Points On A Geodesic Line
Solution 1:
You may consider SLERP - spherical linear interpolation
P = P0*Sin(Omega*(1-t))/Sin(Omega) + P1*Sin(Omega * t)/Sin(Omega)
where Omega is central angle between start and end points (arc of great circle), t is parameter in range [0..1], for i-th point t(i) = i/N
Solution 2:
Let us reason geometrically.
Convert the two given points to Cartesian coordinates.
The angle between the position vectors from the center to P0 and P1 is given by the dot product
cos A = P0.P1
Construct a linear combination of these:
P = (1-t).P0 + t.P1
The angle between P and P0 is given by the dot product with P normalized
cos a = cos kA/N = P.P0/|P| = ((1-t) + t.cos A)/ sqrt((1-t)² + 2.(1-t).t.cos A + t²)

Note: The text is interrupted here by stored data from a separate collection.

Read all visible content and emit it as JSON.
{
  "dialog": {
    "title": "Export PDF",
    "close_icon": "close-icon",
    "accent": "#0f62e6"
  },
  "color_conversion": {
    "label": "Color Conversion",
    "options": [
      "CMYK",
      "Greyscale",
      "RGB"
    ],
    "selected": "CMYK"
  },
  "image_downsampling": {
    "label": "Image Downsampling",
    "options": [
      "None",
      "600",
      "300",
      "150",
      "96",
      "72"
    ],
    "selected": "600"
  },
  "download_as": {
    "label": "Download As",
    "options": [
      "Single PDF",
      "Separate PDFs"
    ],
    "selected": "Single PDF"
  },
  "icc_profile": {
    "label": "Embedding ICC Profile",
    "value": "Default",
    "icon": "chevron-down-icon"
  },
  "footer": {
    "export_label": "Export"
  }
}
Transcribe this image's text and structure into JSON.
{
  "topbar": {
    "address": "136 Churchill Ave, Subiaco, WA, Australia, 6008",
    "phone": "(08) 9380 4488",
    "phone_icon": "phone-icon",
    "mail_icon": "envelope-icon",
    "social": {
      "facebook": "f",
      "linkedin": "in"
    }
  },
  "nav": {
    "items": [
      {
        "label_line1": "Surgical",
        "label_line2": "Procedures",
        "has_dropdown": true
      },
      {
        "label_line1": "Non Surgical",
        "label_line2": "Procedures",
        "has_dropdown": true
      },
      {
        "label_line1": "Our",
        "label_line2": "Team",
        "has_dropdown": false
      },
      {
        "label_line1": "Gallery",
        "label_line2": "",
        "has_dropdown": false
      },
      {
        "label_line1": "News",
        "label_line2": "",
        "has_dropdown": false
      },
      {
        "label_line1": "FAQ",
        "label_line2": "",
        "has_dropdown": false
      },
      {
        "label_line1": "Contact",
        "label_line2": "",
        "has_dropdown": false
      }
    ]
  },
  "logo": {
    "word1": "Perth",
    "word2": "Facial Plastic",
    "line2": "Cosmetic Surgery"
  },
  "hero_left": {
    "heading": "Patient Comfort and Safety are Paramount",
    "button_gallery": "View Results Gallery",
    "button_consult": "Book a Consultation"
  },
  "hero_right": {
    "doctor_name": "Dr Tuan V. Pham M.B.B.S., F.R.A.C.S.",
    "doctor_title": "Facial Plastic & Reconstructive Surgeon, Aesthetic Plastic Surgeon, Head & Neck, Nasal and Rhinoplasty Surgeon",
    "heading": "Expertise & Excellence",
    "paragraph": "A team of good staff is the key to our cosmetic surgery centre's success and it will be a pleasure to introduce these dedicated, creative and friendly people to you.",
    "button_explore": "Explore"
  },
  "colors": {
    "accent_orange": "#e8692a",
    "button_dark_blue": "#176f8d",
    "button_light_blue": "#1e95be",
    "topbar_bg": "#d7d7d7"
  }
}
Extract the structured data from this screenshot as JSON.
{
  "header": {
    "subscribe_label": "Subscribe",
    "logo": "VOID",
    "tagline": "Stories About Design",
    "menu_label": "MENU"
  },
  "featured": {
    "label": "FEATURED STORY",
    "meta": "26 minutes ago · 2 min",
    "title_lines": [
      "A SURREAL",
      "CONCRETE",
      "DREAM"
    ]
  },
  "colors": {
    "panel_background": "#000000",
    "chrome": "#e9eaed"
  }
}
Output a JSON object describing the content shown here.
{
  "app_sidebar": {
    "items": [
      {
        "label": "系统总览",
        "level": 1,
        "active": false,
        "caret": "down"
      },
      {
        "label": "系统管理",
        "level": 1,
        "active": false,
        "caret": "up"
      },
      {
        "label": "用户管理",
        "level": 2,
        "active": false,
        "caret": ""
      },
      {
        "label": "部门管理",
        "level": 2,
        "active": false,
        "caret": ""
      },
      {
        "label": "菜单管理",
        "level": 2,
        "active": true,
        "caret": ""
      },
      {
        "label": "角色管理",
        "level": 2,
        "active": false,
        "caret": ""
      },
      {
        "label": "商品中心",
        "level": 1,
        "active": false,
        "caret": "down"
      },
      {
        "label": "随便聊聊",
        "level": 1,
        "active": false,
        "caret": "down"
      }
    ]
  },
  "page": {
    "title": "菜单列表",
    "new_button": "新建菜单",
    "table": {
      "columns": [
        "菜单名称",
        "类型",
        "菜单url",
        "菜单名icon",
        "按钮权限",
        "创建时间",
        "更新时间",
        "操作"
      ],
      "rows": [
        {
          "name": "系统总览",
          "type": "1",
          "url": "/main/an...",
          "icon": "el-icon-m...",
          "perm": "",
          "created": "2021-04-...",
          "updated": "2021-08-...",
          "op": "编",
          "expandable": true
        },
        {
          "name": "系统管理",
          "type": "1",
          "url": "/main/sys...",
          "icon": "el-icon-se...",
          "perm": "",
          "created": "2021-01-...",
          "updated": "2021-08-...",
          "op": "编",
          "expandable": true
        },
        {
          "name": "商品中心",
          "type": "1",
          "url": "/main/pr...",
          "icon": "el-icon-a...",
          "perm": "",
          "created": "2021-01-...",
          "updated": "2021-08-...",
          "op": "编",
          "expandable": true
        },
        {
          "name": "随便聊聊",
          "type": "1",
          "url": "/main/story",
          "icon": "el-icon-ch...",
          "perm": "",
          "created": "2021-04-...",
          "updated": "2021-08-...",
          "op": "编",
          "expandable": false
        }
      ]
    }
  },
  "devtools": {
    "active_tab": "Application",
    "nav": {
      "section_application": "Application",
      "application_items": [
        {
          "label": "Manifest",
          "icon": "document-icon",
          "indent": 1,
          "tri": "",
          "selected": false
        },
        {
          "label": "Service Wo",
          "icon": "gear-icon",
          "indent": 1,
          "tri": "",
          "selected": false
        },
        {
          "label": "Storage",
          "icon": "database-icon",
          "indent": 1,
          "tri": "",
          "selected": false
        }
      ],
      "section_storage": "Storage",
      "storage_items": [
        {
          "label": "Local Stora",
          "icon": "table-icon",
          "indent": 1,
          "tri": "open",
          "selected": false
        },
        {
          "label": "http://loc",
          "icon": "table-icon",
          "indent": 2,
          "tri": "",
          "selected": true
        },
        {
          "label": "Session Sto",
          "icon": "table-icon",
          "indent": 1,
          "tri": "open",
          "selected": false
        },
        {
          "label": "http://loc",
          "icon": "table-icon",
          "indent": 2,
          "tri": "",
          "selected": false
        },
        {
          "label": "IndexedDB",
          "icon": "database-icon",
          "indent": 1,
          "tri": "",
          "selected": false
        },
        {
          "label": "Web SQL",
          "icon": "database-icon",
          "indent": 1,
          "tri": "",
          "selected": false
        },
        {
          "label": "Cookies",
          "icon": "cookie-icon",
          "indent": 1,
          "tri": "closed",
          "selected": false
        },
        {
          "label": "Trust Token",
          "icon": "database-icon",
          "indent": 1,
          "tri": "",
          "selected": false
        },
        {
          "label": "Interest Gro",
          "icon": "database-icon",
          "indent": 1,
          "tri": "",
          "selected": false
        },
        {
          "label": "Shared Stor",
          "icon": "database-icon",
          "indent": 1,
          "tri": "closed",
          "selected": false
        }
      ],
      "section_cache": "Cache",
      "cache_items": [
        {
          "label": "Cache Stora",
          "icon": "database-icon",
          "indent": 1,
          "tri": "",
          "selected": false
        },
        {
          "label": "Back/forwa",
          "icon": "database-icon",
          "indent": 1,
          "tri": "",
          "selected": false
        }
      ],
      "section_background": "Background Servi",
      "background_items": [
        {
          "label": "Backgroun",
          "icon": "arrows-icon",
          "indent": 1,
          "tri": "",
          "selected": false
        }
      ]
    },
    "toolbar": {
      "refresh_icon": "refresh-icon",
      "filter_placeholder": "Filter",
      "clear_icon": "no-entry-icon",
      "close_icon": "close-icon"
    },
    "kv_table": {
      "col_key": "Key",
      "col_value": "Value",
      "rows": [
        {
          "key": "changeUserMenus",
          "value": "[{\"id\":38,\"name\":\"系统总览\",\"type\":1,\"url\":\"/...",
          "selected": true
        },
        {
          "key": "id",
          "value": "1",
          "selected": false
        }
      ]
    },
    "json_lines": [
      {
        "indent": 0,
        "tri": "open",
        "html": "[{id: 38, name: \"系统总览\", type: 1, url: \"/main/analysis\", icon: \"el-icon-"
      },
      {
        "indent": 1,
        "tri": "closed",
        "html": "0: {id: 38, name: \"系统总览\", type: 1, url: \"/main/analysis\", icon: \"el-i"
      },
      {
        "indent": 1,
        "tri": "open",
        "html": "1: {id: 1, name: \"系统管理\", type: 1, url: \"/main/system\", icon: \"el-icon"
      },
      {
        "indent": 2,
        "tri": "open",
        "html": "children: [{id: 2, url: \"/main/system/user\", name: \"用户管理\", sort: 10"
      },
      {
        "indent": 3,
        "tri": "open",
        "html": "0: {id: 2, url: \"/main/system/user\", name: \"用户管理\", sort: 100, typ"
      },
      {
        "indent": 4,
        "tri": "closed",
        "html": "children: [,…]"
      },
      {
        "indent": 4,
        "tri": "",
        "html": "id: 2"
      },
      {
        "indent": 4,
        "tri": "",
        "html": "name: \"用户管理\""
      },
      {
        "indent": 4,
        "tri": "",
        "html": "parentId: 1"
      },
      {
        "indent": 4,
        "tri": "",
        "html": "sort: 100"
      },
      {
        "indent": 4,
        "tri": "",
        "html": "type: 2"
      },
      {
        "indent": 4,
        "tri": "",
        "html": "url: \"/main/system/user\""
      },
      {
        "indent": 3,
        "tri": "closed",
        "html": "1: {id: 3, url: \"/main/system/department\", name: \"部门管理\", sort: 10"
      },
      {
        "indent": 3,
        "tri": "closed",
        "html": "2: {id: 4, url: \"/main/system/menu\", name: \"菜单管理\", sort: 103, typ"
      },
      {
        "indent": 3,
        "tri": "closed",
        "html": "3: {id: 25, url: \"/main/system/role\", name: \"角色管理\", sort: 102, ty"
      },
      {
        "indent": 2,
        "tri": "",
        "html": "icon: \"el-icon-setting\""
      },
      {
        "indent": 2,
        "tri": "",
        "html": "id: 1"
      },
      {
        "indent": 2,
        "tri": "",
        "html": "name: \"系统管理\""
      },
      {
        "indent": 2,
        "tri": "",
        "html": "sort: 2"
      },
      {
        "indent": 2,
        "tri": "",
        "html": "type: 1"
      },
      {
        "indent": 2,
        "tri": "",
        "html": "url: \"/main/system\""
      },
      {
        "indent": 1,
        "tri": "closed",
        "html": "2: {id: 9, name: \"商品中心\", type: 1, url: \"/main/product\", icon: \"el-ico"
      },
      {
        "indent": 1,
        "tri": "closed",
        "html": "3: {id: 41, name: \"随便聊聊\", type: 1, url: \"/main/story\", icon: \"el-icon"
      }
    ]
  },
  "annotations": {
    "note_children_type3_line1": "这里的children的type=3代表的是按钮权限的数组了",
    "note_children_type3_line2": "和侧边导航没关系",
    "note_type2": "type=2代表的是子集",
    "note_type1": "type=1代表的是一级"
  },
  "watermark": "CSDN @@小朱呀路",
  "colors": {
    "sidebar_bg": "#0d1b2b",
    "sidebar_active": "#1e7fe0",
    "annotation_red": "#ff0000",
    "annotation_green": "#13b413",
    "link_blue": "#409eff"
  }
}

Squaring and rewriting, you obtain a second degree equation in t:
cos²a.(1-t)² + 2.(1-t).t.cos²a.cos A + t².cos²a - (1-t)² - 2.(1-t).t.cos A - t².cos²A = 0
- sin²a.(1-t)² - 2.(1-t).t.sin²a.cos A - t².(cos²A - cos² a) = 0
t²(-sin²a + 2.sin²a.cos A - cos²A + cos²a) + 2.t.sin²a.(1 - cos A) - sin²a = 0
Solve the equation, compute the vector P from its definition and normalize it.
Then revert to spherical coordinates. Varying k between 1 and N-1 will give you the required intermediate points.
Alternatively, you can use the Rodrigue's rotation formula around an axis in 3D. The axis is given by the cross-product P0 x P1.